When designing a CI or a CD workflow, you must decide how users will specify service configuration values for the microservices deployed on Kubernetes and identify who these users are.
Assume you are building a self-service platform for microservice deployments; thus, developers are considered the users. We will avoid burdening DevOps engineers or SREs with that, which slows down the software development process, and causes problems due to inevitable miscommunication.

So, you need to provide an interface for your developers to specify the configuration values. Let’s skip the secrets for now. There are two ways of doing this:
They track the values in a yaml file stored in a Git repository.
They choose the values from a dropdown list on a web interface.
For the text file option, it could be a configuration file already used by the developers. You can make a ConfigMap and mount it as a file. However, the developers will need to learn how to maintain ConfigMaps. The other option is providing a Helm chart with the values.yaml file and teaching them to track their configurations in it. It takes an argument and a healthy team discussion to choose one. However, there’s a problem with the text file-based approach called "user input." User input needs to be validated, right? The intuitive answer would be yes, and maybe it is a good idea. But it would be best if you kept it simple. The validation logic should be simple, and everyone should know that. It should be okay to mistype a name; the deployment will fail, and the Kubernetes CD engine will redeploy everything with the correction on the next Git push event. People will learn to do this surprisingly fast and will like it as they will stay in their IDE instead of going to a webpage.
Back to the web interface approach. The other input method is a graphical interface, which is probably a web interface nowadays.
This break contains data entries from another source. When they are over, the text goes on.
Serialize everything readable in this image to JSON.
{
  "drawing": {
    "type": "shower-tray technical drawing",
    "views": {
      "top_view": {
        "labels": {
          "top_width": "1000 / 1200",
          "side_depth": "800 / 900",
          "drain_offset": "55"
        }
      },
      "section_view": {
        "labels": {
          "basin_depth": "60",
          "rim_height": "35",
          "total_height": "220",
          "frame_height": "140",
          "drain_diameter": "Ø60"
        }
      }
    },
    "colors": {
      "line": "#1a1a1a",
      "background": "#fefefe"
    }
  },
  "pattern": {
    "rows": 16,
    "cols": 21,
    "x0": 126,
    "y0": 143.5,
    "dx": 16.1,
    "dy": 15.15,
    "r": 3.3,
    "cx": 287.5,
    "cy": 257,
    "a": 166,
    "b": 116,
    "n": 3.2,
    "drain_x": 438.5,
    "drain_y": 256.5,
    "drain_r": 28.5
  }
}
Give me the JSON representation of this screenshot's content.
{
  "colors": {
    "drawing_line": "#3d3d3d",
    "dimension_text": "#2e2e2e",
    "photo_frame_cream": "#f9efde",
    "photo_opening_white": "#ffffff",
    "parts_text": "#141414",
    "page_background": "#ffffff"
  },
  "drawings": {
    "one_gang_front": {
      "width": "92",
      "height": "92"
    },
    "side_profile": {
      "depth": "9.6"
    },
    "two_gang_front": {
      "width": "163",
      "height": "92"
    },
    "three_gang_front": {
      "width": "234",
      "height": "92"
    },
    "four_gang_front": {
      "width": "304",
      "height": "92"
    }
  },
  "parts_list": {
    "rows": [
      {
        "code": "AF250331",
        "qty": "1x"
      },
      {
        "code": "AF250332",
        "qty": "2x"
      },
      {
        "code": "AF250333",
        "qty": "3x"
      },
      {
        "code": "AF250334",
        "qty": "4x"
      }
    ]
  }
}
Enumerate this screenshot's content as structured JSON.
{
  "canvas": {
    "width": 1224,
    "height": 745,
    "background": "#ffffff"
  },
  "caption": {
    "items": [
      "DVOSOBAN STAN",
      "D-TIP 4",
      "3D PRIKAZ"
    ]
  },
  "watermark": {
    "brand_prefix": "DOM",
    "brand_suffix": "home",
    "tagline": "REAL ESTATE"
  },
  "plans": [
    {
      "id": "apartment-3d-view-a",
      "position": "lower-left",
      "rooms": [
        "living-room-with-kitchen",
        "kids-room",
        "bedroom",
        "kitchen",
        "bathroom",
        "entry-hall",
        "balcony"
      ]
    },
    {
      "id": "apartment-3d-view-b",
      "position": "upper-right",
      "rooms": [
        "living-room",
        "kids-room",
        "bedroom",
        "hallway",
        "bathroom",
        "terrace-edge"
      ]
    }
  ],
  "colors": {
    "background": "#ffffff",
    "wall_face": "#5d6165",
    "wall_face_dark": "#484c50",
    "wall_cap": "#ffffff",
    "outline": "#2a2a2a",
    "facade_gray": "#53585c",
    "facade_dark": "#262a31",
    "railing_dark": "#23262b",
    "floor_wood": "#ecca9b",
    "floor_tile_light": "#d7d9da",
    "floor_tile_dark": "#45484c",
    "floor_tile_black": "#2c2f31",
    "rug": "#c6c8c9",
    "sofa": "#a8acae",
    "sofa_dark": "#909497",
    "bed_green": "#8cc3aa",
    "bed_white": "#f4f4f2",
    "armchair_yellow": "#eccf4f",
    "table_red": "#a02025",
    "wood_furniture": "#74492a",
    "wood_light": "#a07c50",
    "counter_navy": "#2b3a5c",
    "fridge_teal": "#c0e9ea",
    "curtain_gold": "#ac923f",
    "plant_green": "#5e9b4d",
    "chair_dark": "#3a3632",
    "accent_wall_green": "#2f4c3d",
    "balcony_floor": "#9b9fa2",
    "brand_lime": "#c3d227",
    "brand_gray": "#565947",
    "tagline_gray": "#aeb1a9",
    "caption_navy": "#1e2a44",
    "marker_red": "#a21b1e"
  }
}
And you need to populate the list of possible values from somewhere. The question is, from where? And that is an important one. You can have a text file tracked in Git that the developers own. Your CI/CD engine will read that file to build a graphical list for your developers, and they will click to choose. The clicks will not be tracked in Git history. However, platforms like GitHub will store those choices in workflow execution history anyway, so be careful with that argument. Some might say it’s a good idea as no validation is needed; they will select from a list. Yes, mostly. But someone still needs to add that to the text file. At that point, another idea will come up and be even uglier. Someone will suggest populating the list from an API whenever possible, whether it be a list of releases from another Git repository or a list of database backups. That sounds logical until you realize that the number of releases tends to grow, and the number of DB backups tends to grow much faster. At some point, you will need to implement logic in your CI/CD engine to drop old values or filter them out. Not to mention that it is the slowest option, and the developers will be annoyed.
After many observations, we concluded. And we are opinionated on this: developers don’t like switching tools, which is why Backstage was created, for example. They will happily configure their software using text files, which they have been doing for ages. They don’t need web interfaces to pick a release tag or specify a backup name; they can type that in the IDE. Talk to them, be honest about sharing the options, and share your experience with us in the comments.
Secrets are even easier. Never use a secret store with Kubernetes. It is not secure and slows down the SDLC. We promise that investing 15 minutes in checking out https://github.com/bitnami-labs/sealed-secrets is a great idea.
Conclusion
GitOps helps to Keep It Simple, Stupid (KISS).